Pour les tests MammaPrint et Oncotype DX, les tumeurs doivent être envoyées respectivement aux Pays-Bas et aux États-Unis pour que soit faite l’analyse génomique. Pour les deux autres tests, cela peut être fait en France avec des machines et des kits fournis par les fabricants. « L’intégration de certains tests au sein des plateformes génomiques semble parfois prévaloir sur le niveau de preuve scientifique apporté par ces tests, car à ce jour, seul les tests MammaPrint et OncotypeDx ont été évalués dans des études prospectives », précise le Pr Gligorov.

Car pour le Pr Gligorov, ces tests ne doivent pas être prescrits à toutes les patientes, et il est évident que vu leur prix, il est important de privilégier ceux qui ont le niveau de preuve scientifique le plus élevé après une décision partagée entre thérapeutes, anatomopathologistes et patients également. « Il y a eu cet été une publication dans le New England sur le test Mammaprint qui est un bon test pronostique. Toutefois, les résultats sont moins convaincants sur l’intérêt prédictif de ce test, en d’autres termes le lien entre le risque et l’impact de la chimiothérapie.
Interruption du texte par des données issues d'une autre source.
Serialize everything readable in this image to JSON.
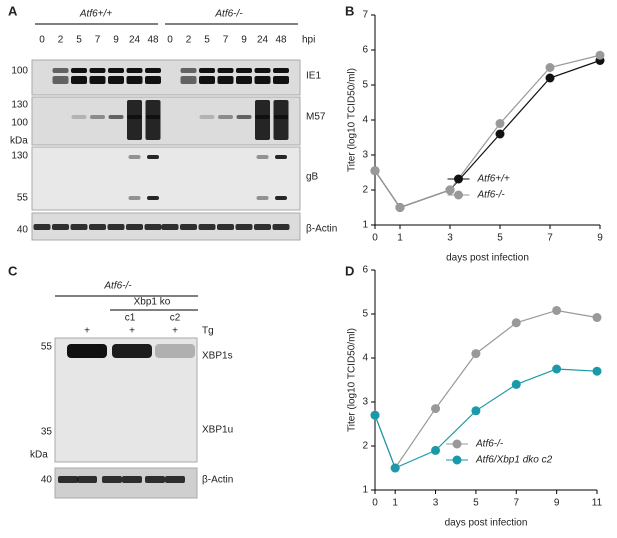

On ne peut pas dire que les critères cliniques font moins bien que les critères génomiques », souligne le Pr Gligorov.

OncotypeDx : en attente des données finales de TailorX

« Une partie de l’autre étude prospective portant sur le test OncotypeDx, l’étude TailorX, également publiée dans la même revue, rapporte les résultats du groupe dit « bas risque » qui sans chimiothérapie présente une survie sans rechute de 99,3 % avec un recul de 5 ans. Les résultats de survie sans rechute du groupe à haut risque (toutes traitées par chimiothérapie) et du groupe intermédiaire, où les stratégies avec ou sans chimiothérapie ont été comparées, sont attendus dans les mois qui viennent. À ce jour, les résultats concernant ce test, ainsi que ceux d’études ou de registres menés en Allemagne et en Israël, permettent clairement de distinguer 3 populations de pronostic différent et nous espérons que les données finales de l’étude TailorX permettront de mieux accompagner nos décisions, dans les situations d’incertitude concernant l’intérêt de la chimiothérapie »

« L’accès à ces tests par le RIHN est aujourd’hui une chance pour les patientes, mais ne doit pas se faire de façon anarchique et sans tenir compte des différences entre ces tests », précise le Pr Gligorov. 

D’après un entretien avec Pr Joseph Gligorov, responsable du centre expert de sénologie de l’hôpital Tenon (APHP) à Paris. Il déclare des liens d’intérêt avec Génomic Health, le fabricant du test Oncotype DX.